Rep: Rahma Sulistya/ Red: Qommarria Rostanti
Warga beraktivitas dengan latar belakang gedung bertingkat yang terlihat samar karena polusi udara. Polusi udara memberikan dampak negatif bagi tubuh.
Foto: Republika/Putra M. Akbar
Warga beraktivitas dengan latar belakang gedung bertingkat yang terlihat samar karena polusi udara. Polusi udara memberikan dampak negatif bagi tubuh.

REPUBLIKA.CO.ID, JAKARTA -- Berjalan kaki merupakan salah satu cara agar tubuh tetap sehat dan pikiran tetap bugar. Namun dengan udara yang berpolusi seperti di Jakarta, misalnya, apakah itu baik bagi kesehatan atau malah memperburuknya?

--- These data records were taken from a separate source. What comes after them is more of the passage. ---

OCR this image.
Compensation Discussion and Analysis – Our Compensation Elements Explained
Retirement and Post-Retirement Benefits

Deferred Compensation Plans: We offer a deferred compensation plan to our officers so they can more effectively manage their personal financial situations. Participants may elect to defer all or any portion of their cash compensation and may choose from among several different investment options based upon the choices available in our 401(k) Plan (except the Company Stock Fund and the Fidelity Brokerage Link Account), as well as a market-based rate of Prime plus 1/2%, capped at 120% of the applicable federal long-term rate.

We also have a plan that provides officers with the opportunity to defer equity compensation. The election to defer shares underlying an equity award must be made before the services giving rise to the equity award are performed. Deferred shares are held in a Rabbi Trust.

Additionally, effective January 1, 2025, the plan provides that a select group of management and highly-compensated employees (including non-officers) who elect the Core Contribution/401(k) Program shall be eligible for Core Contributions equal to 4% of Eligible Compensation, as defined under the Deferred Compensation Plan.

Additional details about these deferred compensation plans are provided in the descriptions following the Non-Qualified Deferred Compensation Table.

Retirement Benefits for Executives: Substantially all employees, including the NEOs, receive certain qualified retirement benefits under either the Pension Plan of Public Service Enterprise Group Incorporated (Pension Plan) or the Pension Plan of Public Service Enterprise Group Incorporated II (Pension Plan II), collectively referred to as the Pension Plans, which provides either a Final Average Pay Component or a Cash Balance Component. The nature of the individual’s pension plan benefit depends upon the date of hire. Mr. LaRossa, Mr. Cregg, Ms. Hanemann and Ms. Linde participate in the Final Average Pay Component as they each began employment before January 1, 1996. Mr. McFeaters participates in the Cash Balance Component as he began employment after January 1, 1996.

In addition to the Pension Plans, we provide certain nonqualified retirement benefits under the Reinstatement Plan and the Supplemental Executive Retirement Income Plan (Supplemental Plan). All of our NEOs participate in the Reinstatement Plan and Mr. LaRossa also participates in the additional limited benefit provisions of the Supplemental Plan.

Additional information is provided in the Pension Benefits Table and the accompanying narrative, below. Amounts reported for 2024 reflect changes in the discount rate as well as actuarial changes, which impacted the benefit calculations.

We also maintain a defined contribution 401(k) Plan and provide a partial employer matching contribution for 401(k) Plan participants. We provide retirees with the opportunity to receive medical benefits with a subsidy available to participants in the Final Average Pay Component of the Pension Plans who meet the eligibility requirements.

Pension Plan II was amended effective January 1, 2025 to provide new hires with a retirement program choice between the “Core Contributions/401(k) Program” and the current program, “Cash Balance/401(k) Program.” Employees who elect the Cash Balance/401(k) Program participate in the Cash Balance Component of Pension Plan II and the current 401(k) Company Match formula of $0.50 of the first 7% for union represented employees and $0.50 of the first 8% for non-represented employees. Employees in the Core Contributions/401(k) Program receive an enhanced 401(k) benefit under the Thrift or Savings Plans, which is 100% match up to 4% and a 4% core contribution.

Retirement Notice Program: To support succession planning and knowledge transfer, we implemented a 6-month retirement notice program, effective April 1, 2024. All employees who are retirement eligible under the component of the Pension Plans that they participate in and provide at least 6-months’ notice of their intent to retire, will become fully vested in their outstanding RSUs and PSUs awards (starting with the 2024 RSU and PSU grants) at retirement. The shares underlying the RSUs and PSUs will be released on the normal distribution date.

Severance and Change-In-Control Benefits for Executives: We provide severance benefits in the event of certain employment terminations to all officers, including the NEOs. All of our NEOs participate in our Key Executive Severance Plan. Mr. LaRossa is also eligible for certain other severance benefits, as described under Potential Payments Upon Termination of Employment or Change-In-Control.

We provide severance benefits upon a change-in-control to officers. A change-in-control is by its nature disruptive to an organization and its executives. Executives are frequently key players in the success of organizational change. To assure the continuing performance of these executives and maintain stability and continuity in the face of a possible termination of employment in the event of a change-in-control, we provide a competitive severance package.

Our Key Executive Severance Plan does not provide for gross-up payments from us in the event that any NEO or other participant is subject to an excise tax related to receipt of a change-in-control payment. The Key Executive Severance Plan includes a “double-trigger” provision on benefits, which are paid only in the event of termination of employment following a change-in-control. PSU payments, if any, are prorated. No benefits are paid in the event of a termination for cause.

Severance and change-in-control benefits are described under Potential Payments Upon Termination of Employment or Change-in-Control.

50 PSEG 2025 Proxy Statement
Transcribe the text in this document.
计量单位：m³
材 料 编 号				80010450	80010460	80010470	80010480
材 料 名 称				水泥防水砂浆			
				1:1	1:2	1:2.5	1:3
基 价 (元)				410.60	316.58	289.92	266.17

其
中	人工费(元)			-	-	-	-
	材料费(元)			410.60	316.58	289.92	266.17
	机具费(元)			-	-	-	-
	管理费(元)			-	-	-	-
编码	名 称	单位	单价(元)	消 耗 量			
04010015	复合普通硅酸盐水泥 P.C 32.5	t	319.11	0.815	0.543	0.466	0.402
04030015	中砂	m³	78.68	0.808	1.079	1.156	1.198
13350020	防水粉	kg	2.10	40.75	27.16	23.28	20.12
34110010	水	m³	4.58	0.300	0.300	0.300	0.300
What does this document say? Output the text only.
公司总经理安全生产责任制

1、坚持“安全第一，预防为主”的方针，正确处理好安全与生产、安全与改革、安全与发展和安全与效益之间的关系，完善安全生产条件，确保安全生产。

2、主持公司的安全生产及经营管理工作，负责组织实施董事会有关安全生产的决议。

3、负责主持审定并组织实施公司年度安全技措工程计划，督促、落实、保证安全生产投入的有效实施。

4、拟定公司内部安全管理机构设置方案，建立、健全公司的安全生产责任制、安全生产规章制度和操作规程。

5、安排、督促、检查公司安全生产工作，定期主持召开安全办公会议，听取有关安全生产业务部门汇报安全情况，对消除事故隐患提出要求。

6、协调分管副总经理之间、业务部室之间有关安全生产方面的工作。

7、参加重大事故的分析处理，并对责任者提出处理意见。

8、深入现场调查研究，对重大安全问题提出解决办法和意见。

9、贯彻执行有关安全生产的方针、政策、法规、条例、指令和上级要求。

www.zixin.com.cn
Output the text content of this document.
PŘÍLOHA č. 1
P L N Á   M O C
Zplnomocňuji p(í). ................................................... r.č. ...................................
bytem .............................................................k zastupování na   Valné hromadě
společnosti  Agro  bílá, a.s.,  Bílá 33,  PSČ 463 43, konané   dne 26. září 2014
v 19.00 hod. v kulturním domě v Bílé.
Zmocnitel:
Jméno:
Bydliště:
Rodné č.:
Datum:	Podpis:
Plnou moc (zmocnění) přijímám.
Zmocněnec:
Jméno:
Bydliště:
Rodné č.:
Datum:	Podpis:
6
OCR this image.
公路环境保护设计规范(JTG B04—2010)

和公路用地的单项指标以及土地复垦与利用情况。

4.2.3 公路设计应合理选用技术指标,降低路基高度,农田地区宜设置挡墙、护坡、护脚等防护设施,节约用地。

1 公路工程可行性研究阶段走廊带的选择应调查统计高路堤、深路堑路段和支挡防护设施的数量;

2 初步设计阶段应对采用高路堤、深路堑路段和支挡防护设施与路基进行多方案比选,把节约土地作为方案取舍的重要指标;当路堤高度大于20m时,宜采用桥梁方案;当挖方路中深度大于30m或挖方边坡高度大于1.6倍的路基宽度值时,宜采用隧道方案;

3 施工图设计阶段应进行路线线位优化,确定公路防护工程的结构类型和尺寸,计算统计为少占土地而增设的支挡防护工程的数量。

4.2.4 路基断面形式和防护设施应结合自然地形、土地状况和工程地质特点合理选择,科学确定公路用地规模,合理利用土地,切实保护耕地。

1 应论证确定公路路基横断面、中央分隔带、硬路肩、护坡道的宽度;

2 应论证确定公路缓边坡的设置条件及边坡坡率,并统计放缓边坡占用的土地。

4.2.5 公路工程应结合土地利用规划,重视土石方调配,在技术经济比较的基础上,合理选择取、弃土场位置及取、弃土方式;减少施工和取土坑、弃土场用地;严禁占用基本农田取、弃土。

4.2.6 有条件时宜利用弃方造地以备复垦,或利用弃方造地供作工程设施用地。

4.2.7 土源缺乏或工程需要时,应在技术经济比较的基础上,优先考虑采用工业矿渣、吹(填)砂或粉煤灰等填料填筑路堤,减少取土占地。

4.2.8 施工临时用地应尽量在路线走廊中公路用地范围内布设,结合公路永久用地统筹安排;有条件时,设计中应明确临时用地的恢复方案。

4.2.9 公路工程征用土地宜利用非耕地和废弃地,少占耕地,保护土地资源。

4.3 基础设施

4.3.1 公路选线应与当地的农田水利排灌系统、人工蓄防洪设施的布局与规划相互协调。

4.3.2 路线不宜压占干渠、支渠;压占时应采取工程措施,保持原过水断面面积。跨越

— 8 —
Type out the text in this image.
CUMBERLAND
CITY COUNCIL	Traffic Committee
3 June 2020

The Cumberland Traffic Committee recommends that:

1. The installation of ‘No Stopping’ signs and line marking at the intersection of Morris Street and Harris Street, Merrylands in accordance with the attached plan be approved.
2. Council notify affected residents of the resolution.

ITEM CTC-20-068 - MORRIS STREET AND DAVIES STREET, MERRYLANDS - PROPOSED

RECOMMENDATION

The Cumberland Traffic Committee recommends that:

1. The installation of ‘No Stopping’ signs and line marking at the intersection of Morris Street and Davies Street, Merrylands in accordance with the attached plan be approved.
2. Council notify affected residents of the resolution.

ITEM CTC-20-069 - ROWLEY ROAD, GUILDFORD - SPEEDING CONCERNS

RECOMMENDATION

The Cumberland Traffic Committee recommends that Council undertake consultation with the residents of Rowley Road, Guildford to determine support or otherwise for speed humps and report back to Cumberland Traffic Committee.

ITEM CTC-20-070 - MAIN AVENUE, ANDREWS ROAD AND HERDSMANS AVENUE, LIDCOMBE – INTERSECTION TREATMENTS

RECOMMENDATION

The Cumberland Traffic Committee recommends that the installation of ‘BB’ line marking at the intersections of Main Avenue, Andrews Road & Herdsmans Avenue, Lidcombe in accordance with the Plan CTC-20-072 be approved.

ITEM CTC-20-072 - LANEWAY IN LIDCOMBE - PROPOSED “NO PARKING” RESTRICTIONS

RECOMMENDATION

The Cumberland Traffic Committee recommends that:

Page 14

Environmental Protection Agency (EPA) Amerika Serikat mengevaluasi apa yang harus dilakukan jika udara di luar rumah buruk. “Tingkat polusi udara, status kesehatan seseorang, waktu berada di luar rumah, serta intensitas berjalan, semuanya penting untuk dipertimbangkan,” kata para ahli dilansir laman Best Life, Kamis (8/6/2023).

Baca Juga

Badan tersebut mencatat, tidak ada jawaban yang pasti apakah aman atau tidak untuk berjalan-jalan di luar rumah dengan udara berpolusi. Buka Airnow.gov untuk memeriksa tingkat polusi udara saat ini di wilayah tempat tinggal kita.

Jika berada di zona merah atau lebih buruk lagi, maka EPA merekomendasikan untuk menghindari aktivitas luar ruangan yang berat, mempersingkat aktivitas yang tidak terlalu berat, dan memindahkan aktivitas fisik di dalam atau menundanya sampai udara bersih.

Perlu diperhatikan juga bahwa orang dengan penyakit jantung atau paru-paru, orang lanjut usia, anak-anak, dan remaja, disarankan untuk sepenuhnya menghindari aktivitas fisik di luar ruangan jika polusi udara sangat buruk. Jika ingin memaksakan, berikut adalah beberapa hal yang terjadi pada tubuh jika berjalan dalam kondisi udara buruk:

1. Mata dan tenggorokan mungkin terasa iritasi

“Yang terbaik adalah menghindari atau membatasi waktu di luar ruangan saat kualitas udara seburuk itu, terutama orang-orang yang termasuk dalam kelompok sensitif," kata peneliti dan pakar kualitas udara, Jie Zhao.

Jika berani keluar, hal pertama yang mungkin terjadi adalah kita akan merasakan efek asap api di mata dan tenggorokan. “Dalam jangka pendek, jika kita adalah orang dewasa yang sehat, mungkin akan mengalami sakit tenggorokan dan mata gatal akibat iritasi. Jika termasuk dalam salah satu kelompok sensitif, mungkin akan mengalami batuk, mengi, sulit bernapas, dan dalam kasus yang parah, masalah jantung yang serius,” jelasnya.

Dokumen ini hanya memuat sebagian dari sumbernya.